I checked and this refurb Roamio OTA is $250 all-in.
I know I did my homework when I bought the Bolt 2 years ago but I can't remember why I didn't go for the Roamio.
Is this a good deal? What is the downside to Roamio?


----------



## krkaufman (Nov 25, 2003)

CaptainTiVO said:


> I checked and this refurb Roamio OTA is $250 all-in.
> I know I did my homework when I bought the Bolt 2 years ago but I can't remember why I didn't go for the Roamio.
> Is this a good deal? What is the downside to Roamio?


Many, many threads discussing differences, including a few active ones owing to the sale.

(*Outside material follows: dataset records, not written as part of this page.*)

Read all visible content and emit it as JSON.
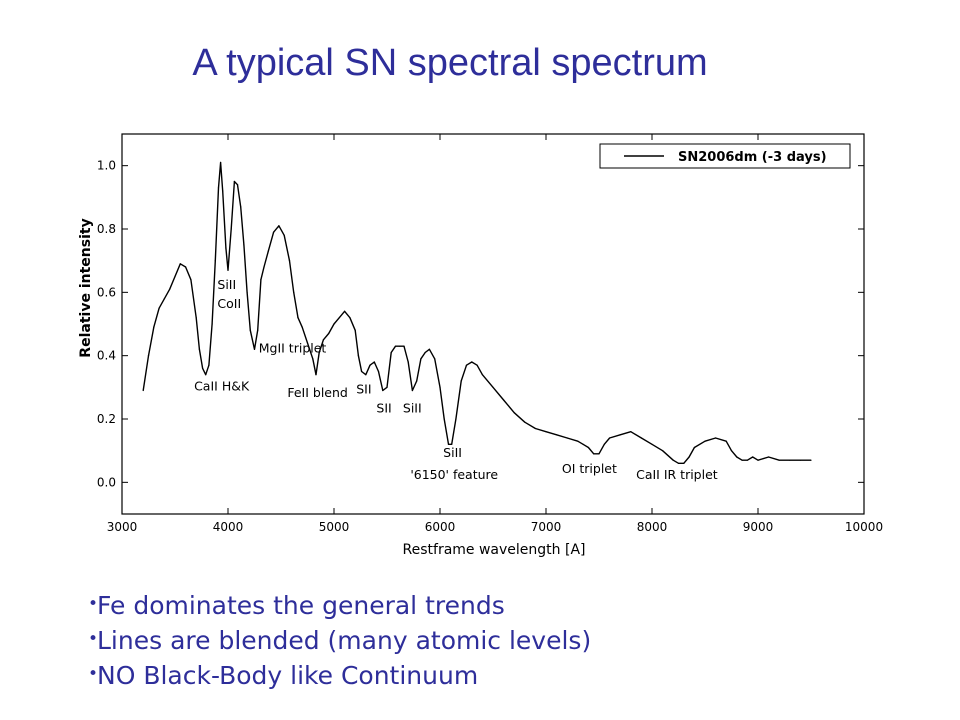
{
  "slide": {
    "title": "A typical SN spectral spectrum",
    "bullets": [
      "Fe  dominates the general trends",
      "Lines are blended (many atomic levels)",
      "NO Black-Body like Continuum"
    ]
  },
  "chart_data": {
    "type": "line",
    "title": "",
    "xlabel": "Restframe wavelength [A]",
    "ylabel": "Relative intensity",
    "xlim": [
      3000,
      10000
    ],
    "ylim": [
      -0.1,
      1.1
    ],
    "xticks": [
      3000,
      4000,
      5000,
      6000,
      7000,
      8000,
      9000,
      10000
    ],
    "yticks": [
      0.0,
      0.2,
      0.4,
      0.6,
      0.8,
      1.0
    ],
    "ytick_labels": [
      "0.0",
      "0.2",
      "0.4",
      "0.6",
      "0.8",
      "1.0"
    ],
    "grid": false,
    "legend_position": "top-right",
    "line_color": "#000000",
    "series": [
      {
        "name": "SN2006dm (-3 days)",
        "x": [
          3200,
          3250,
          3300,
          3350,
          3400,
          3450,
          3500,
          3550,
          3600,
          3650,
          3700,
          3730,
          3760,
          3790,
          3820,
          3850,
          3880,
          3910,
          3930,
          3950,
          3980,
          4000,
          4030,
          4060,
          4090,
          4120,
          4150,
          4180,
          4210,
          4250,
          4280,
          4310,
          4340,
          4380,
          4430,
          4480,
          4530,
          4580,
          4620,
          4660,
          4700,
          4750,
          4800,
          4830,
          4860,
          4900,
          4950,
          5000,
          5050,
          5100,
          5150,
          5200,
          5230,
          5260,
          5300,
          5340,
          5380,
          5420,
          5460,
          5500,
          5540,
          5580,
          5620,
          5660,
          5700,
          5740,
          5780,
          5820,
          5860,
          5900,
          5950,
          6000,
          6040,
          6080,
          6110,
          6150,
          6200,
          6250,
          6300,
          6350,
          6400,
          6500,
          6600,
          6700,
          6800,
          6900,
          7000,
          7100,
          7200,
          7300,
          7350,
          7400,
          7450,
          7500,
          7550,
          7600,
          7700,
          7800,
          7900,
          8000,
          8100,
          8200,
          8250,
          8300,
          8350,
          8400,
          8500,
          8600,
          8700,
          8750,
          8800,
          8850,
          8900,
          8950,
          9000,
          9100,
          9200,
          9300,
          9400,
          9500
        ],
        "y": [
          0.29,
          0.4,
          0.49,
          0.55,
          0.58,
          0.61,
          0.65,
          0.69,
          0.68,
          0.64,
          0.52,
          0.42,
          0.36,
          0.34,
          0.37,
          0.5,
          0.7,
          0.93,
          1.01,
          0.92,
          0.74,
          0.67,
          0.8,
          0.95,
          0.94,
          0.87,
          0.75,
          0.6,
          0.48,
          0.42,
          0.48,
          0.64,
          0.68,
          0.73,
          0.79,
          0.81,
          0.78,
          0.7,
          0.6,
          0.52,
          0.49,
          0.44,
          0.39,
          0.34,
          0.41,
          0.45,
          0.47,
          0.5,
          0.52,
          0.54,
          0.52,
          0.48,
          0.4,
          0.35,
          0.34,
          0.37,
          0.38,
          0.35,
          0.29,
          0.3,
          0.41,
          0.43,
          0.43,
          0.43,
          0.38,
          0.29,
          0.32,
          0.39,
          0.41,
          0.42,
          0.39,
          0.3,
          0.2,
          0.12,
          0.12,
          0.2,
          0.32,
          0.37,
          0.38,
          0.37,
          0.34,
          0.3,
          0.26,
          0.22,
          0.19,
          0.17,
          0.16,
          0.15,
          0.14,
          0.13,
          0.12,
          0.11,
          0.09,
          0.09,
          0.12,
          0.14,
          0.15,
          0.16,
          0.14,
          0.12,
          0.1,
          0.07,
          0.06,
          0.06,
          0.08,
          0.11,
          0.13,
          0.14,
          0.13,
          0.1,
          0.08,
          0.07,
          0.07,
          0.08,
          0.07,
          0.08,
          0.07,
          0.07,
          0.07,
          0.07
        ]
      }
    ],
    "annotations": [
      {
        "text": "CaII H&K",
        "x": 3680,
        "y": 0.29
      },
      {
        "text": "SiII",
        "x": 3900,
        "y": 0.61
      },
      {
        "text": "CoII",
        "x": 3900,
        "y": 0.55
      },
      {
        "text": "MgII triplet",
        "x": 4290,
        "y": 0.41
      },
      {
        "text": "FeII blend",
        "x": 4560,
        "y": 0.27
      },
      {
        "text": "SII",
        "x": 5210,
        "y": 0.28
      },
      {
        "text": "SII",
        "x": 5400,
        "y": 0.22
      },
      {
        "text": "SiII",
        "x": 5650,
        "y": 0.22
      },
      {
        "text": "SiII",
        "x": 6030,
        "y": 0.08
      },
      {
        "text": "'6150' feature",
        "x": 5720,
        "y": 0.01
      },
      {
        "text": "OI triplet",
        "x": 7150,
        "y": 0.03
      },
      {
        "text": "CaII IR triplet",
        "x": 7850,
        "y": 0.01
      }
    ]
  }
}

Main diff b/w Roamio/BOLT *OTA* models are:

BOLT OTA supports mobile streaming built-in; Roamio OTA requires separate Stream device/module for mobile streaming.
BOLT OTA has limited (but still evolving) 4K support, and is faster.
Roamio OTA uses a 3.5" hard drive; BOLT OTA 2.5".
Roamio OTA can currently be modded to support CableCARD; BOLT OTA cannot.
Neither has built-in MoCA capabilities.
Whatever I'm not thinking of.


----------



## CaptainTiVO (Nov 3, 2001)

krkaufman said:


> Many, many threads discussing differences, including a few active ones owing to the sale.
> 
> Main diff b/w Roamio/BOLT *OTA* models are:
> 
> ...


Hmm. This TiVo Roamio OTA DVR says it
"works withTivo Stream"
"Coax/built-in MOCA bridge adapter"
I need the MOCA for some of my minis. It would be nice if they included model numbers for positive ID.


----------



## JoeKustra (Dec 7, 2012)

CaptainTiVO said:


> "works withTivo Stream"
> "Coax/built-in MOCA bridge adapter"


The TiVo Stream is an external box. Discontinued, I bought one on eBay for $50.
No built-in MoCA.
Bottom right:

UPC 851342000216

Model TCD846510

SKU R84651


----------



## CaptainTiVO (Nov 3, 2001)

JoeKustra said:


> The TiVo Stream is an external box. Discontinued, I bought one on eBay for $50.
> No built-in MoCA.
> Bottom right:
> 
> ...


Right thanks for the info. Tivo has really gone downhill.


----------